Stochastic Parrots raises at least two of the most important issues with giant language models. These language models are increasingly good at generating human-like text. But this comes with a significant environmental cost in the energy drain of training massive models, and with the very real risk that as these models get better at emulating human writing, they will at the same time learn to mimic, replicate and reinforce our biases. Researchers, including those at OpenAI who created GPT-2 and GPT-3, have also expressed fears about the potential malicious use of the tool, a dual use which I’ve discussed before.
But there is another significant danger to which medical scientists particularly must attend. As language models improve, we are closing in on the ability to train a model on a corpus of existing research to generate research papers which are near-indistinguishable from real research. Over the past few years, at conferences and workshops, I have touted a new list of challenges which form the core of a field of meta-medical science, my personal analogue for David Hilbert’s famed 23 problems of mathematics from 1900. While this list is not quite ready for daylight, it merits saying that the impact of giant language models will be felt, in particular, on one of these problems. I call this the Masquerading Problem.

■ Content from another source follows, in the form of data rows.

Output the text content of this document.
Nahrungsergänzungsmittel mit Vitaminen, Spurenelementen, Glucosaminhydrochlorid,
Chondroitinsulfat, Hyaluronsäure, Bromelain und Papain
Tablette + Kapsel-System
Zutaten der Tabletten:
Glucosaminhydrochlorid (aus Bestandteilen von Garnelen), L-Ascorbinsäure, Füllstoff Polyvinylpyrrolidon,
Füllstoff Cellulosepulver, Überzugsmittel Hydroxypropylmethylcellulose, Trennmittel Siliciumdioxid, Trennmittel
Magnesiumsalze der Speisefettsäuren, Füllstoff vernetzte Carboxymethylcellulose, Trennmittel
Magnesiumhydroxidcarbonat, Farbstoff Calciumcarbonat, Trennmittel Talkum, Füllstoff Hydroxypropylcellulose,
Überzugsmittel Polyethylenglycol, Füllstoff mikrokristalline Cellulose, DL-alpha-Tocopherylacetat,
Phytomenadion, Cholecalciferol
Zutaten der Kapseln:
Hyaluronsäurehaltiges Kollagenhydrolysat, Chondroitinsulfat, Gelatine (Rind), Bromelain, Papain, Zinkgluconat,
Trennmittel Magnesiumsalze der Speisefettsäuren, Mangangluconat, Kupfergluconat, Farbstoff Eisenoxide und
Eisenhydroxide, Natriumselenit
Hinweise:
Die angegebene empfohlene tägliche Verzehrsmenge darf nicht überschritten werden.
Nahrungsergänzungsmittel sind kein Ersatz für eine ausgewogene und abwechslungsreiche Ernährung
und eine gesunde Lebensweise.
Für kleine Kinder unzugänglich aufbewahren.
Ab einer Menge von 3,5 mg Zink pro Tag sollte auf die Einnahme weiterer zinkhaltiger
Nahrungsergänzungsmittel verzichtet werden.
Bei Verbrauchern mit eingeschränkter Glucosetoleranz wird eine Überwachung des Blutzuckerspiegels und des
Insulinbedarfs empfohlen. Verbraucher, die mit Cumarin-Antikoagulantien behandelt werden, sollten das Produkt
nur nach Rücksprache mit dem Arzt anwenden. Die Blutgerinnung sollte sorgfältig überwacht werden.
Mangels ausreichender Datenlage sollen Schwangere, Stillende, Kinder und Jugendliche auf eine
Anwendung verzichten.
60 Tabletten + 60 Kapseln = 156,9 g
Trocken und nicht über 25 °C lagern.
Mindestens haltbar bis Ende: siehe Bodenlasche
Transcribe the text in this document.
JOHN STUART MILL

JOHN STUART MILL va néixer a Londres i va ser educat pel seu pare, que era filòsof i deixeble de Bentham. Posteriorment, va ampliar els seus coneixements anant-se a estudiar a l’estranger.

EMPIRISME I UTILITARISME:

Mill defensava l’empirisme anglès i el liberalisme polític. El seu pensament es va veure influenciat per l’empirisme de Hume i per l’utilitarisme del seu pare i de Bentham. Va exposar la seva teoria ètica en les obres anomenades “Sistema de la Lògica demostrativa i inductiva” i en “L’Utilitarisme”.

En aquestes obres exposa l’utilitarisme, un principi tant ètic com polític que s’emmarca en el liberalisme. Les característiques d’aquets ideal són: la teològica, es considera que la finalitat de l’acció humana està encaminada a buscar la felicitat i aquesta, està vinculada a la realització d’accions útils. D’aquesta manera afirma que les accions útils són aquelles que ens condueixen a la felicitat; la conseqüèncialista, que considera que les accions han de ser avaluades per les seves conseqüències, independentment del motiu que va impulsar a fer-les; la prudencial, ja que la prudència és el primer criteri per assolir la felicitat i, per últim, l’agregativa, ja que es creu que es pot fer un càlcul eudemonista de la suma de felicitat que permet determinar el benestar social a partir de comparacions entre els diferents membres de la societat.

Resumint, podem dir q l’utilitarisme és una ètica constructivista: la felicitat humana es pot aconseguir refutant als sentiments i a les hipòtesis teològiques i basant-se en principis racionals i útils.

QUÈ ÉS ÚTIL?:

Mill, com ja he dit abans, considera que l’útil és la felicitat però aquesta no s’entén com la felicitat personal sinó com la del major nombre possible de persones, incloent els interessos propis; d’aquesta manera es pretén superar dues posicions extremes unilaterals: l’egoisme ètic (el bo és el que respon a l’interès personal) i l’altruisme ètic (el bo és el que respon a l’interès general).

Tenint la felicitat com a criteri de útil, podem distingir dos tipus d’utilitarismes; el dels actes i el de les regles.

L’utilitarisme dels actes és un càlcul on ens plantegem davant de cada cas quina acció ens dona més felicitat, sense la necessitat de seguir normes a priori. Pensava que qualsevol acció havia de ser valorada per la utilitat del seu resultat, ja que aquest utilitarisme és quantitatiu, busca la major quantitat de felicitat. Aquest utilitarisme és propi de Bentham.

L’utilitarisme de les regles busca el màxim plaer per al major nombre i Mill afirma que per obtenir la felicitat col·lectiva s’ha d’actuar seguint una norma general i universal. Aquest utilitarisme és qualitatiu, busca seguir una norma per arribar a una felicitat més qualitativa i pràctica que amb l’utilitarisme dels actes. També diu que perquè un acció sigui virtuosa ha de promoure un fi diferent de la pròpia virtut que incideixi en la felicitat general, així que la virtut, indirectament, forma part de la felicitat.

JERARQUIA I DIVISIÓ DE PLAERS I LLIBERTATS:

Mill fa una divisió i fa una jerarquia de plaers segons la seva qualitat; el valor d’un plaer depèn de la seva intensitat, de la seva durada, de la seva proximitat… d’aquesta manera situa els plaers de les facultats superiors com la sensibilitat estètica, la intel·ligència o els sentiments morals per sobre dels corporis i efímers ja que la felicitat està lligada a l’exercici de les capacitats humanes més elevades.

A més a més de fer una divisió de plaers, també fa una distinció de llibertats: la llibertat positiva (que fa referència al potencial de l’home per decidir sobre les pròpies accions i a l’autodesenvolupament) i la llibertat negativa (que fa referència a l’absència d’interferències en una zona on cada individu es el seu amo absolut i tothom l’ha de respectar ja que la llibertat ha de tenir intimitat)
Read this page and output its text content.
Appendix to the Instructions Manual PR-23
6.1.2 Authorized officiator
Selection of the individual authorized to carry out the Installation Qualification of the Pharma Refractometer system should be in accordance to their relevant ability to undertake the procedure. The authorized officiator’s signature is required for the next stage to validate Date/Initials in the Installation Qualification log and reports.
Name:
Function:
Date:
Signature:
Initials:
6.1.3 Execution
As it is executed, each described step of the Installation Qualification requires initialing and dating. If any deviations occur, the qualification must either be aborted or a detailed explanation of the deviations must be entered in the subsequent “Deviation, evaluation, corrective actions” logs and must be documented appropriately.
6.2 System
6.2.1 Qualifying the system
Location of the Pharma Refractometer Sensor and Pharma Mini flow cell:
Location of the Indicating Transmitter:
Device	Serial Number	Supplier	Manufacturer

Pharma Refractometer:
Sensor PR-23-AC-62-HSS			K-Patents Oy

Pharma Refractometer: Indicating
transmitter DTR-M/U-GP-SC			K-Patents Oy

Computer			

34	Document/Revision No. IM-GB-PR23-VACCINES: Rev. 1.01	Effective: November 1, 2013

We know that some studies in the medical literature are fraudulent, using invented data, merely masquerading as genuine reports of medical trials. It would be hubris to assume that we catch all of these. Moreover, many more studies will have some element of evidential masquerade, whether in fudging data, manipulating measures, or misrepresenting the methodological features of a study. The Masquerading Problem asks how good our existing systems (peer review as well as algorithms and tests to detect fake data) are at detecting masquerading of various kinds, and whether we can make our systems more sensitive to fraud and misrepresentation. The proliferation of giant language models – now and in the future – make this task much more challenging. We must ask how robust our systems are at masquerade detection, whether by human deception or by automation.
AI can function as an amplifier. Patterns are detected, replicated, and ultimately those replications are often fed back into the algorithm or into the training data of the next generation of algorithms. Existing biases and harms get amplified along with the rest. Like the observer who wishes to know how the magic trick is done, we’d best pay close attention to exactly what the magician is trying to divert us away from. For that alone, Stochastic Parrots is perhaps 2021’s most required reading.